|How we got started - Happy Wanderer|
I was born to roam. My father was in the ‘Signals’ in the R.A.F. and I travelled extensively with the family until leaving school and home in 1960. Those early years of flitting from one R.A.F. base to another, which included postings abroad to Colombo and Singapore, only served to feed my interest in travel. Looking back now, it seems only natural that I should have chosen a career in telecommunications and joined the foreign service staff of a British Company. Here my interest was satisfied for a further 21 years until that fateful day in Mauritius in 1981 when my wife’s horse riding accident forced a premature return to the UK. Wendy’s resulting paraplegia and specialised accommodation needs put an end to this life style, so we set about putting down some roots in the UK.
For a time, I was content to satisfy the ‘wander lust’ by taking holidays where ever we could find suitable facilities in the UK. Not quite so glamorous as the Mount Lavinia Hotel, Sri Lanka of my boyhood or the Whispering Palms Hotel Mombasa and the many luxury hotels in Mauritius which I had the oportunity to frequent in later years, but these holidays had a certain freshness about them, no doubt brought about by a prolonged absence of UK residential status ! It didn’t last. Round about 1986/87 my thoughts turned to what lay across the English Channel. Not just a new country where I had never been before, but a whole continent was waiting to be explored.
Our experiences of wheelchair travel were growing and, urged on by the lack of a sun tan, we set off for the south of France in 1988 on a camping holiday. The sort where you drive to your destination and move in to a tent already erected on site. It was cheap and a tent has its plus points for a wheelchair user. You’re at ground level for a start, there are no internal level changes and if the doorway is too narrow it is simple enough to pull the canvas open a little further ! The days spent camping on this holiday proved very enjoyable but unfortunately pre-booked overnight stops in hotels were a disaster. Contrary to research and promises, hotel access with a wheelchair proved most frustrating and afterwards provoked much thought and investigation on how best we could travel, at will, on the continent and elsewhere. The eventual solution was to buy a modified touring caravan.

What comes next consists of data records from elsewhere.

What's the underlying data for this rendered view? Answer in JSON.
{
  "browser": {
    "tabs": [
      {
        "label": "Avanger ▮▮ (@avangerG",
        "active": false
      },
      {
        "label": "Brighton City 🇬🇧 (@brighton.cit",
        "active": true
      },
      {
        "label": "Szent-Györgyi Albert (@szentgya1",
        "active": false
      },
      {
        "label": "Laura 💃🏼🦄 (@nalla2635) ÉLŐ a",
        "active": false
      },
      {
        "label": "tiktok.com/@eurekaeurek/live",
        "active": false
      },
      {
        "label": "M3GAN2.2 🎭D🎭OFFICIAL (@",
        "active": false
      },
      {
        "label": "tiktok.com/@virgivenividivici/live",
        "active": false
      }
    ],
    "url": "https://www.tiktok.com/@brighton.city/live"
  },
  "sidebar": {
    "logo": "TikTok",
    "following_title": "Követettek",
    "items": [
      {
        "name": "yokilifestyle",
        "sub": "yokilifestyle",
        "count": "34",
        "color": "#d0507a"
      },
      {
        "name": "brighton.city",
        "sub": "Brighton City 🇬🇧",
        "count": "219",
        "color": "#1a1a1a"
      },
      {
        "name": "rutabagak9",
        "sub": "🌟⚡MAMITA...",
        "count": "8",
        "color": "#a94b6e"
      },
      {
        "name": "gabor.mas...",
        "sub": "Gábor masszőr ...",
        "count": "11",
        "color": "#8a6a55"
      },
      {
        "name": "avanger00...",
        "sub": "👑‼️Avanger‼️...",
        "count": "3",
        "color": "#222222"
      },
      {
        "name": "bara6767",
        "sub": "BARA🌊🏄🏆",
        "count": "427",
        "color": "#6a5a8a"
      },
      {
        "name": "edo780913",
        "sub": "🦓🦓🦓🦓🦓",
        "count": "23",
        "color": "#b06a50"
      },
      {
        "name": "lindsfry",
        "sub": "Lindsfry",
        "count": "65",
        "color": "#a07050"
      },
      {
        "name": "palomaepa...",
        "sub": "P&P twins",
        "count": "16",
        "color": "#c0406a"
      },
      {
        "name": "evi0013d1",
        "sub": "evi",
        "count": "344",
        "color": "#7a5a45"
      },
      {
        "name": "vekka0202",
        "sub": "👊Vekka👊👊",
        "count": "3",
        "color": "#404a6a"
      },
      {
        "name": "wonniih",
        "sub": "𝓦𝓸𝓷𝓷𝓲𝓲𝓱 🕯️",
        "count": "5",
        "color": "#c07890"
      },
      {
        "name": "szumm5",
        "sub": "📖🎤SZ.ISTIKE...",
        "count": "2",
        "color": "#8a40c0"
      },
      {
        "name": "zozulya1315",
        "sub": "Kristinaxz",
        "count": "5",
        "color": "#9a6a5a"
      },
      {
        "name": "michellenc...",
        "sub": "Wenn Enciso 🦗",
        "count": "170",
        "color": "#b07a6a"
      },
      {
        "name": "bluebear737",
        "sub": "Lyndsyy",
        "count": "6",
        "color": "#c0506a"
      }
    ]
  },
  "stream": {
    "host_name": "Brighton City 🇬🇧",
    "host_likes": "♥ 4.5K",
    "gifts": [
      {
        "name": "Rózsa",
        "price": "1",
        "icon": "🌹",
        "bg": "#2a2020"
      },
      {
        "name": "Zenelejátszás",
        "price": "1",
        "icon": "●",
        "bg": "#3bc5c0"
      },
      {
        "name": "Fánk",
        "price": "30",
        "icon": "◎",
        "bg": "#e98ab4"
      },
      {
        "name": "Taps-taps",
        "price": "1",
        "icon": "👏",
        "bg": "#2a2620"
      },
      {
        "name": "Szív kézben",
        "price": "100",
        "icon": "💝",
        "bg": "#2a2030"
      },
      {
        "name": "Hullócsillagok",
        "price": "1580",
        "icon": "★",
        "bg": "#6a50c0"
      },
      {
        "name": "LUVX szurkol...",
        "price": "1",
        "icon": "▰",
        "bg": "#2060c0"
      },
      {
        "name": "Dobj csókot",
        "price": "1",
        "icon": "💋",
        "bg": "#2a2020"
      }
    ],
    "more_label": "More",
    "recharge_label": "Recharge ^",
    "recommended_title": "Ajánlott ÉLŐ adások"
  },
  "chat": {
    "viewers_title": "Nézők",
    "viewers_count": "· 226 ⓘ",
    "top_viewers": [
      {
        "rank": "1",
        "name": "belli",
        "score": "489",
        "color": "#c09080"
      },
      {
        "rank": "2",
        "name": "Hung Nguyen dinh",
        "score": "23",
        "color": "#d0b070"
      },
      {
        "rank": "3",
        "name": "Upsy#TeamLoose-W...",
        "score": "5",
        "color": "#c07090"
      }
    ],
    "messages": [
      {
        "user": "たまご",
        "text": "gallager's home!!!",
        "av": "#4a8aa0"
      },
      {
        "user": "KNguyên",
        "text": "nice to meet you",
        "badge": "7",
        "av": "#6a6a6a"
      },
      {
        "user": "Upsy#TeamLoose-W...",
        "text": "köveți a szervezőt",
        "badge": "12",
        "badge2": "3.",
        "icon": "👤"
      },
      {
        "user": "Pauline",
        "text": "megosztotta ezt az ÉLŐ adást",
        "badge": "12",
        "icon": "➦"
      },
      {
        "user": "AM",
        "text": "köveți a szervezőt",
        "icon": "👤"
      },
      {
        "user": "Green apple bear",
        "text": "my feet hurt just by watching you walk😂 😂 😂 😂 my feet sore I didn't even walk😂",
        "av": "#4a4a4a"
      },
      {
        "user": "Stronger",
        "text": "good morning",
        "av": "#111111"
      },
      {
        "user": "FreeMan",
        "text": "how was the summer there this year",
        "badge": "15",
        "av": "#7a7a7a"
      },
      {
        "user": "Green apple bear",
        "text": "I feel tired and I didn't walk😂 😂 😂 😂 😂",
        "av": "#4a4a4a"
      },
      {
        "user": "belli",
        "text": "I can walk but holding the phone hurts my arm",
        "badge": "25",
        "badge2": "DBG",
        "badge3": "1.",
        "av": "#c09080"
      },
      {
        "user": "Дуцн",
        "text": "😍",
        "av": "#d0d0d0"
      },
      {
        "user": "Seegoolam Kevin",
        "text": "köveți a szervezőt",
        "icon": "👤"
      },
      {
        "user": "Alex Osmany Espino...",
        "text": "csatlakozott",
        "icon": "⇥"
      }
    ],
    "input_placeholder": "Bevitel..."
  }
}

Early in 1989 we took delivery of our first caravan, an Abbey Somerset modified to our design. Travel became almost an every weekend occurrence in the summer and was only limited by the available time off work. Three years and 8,000 miles later we traded our first caravan in for an Elddis Typhoon GTX, a higher specification model incorporating modifications which experience had shown were more suitable to our needs. These included a changed layout to give more space and improved heating to meet our winter caravaning needs. Yes, we do use it all the year round and at the time of writing this, a long weekend to the February Jorvik Festival in York was being finalised. We have found that not only does the caravan provide holidays, it also is a social tool and can be used for attending weekend gatherings (rallies) and visiting friends and relatives. It also provides an extra bedroom on those family occasions when not everyone can be found a place to sleep in our home. With early retirement in 1995, true ‘Old Aged Traveller’ status and freedom to roam at last arrived. However, our style of caravaning changed. Our trips were less frequent but we toured for longer. In 2001 we exchanged our caravan for a motorhome. There are very few corners of mainland Britain we have not visited and in 1996 I fulfilled an ambition to tour round the coast of Scotland. A four week journey of 1700 miles. Our trips to the continent have taken us to France, Spain, Gibraltar, Portugal, Austria, Luxembourg, Germany, The Netherlands, Switzerland, Belgium, Denmark, Norway, Slovenia,Croatia and Italy, some places more than once. In 2010 we made our first trip to Africa, joining an escorted tour of Morocco. There are just as many countries we have yet to visit and still countless corners to explore in those we already have.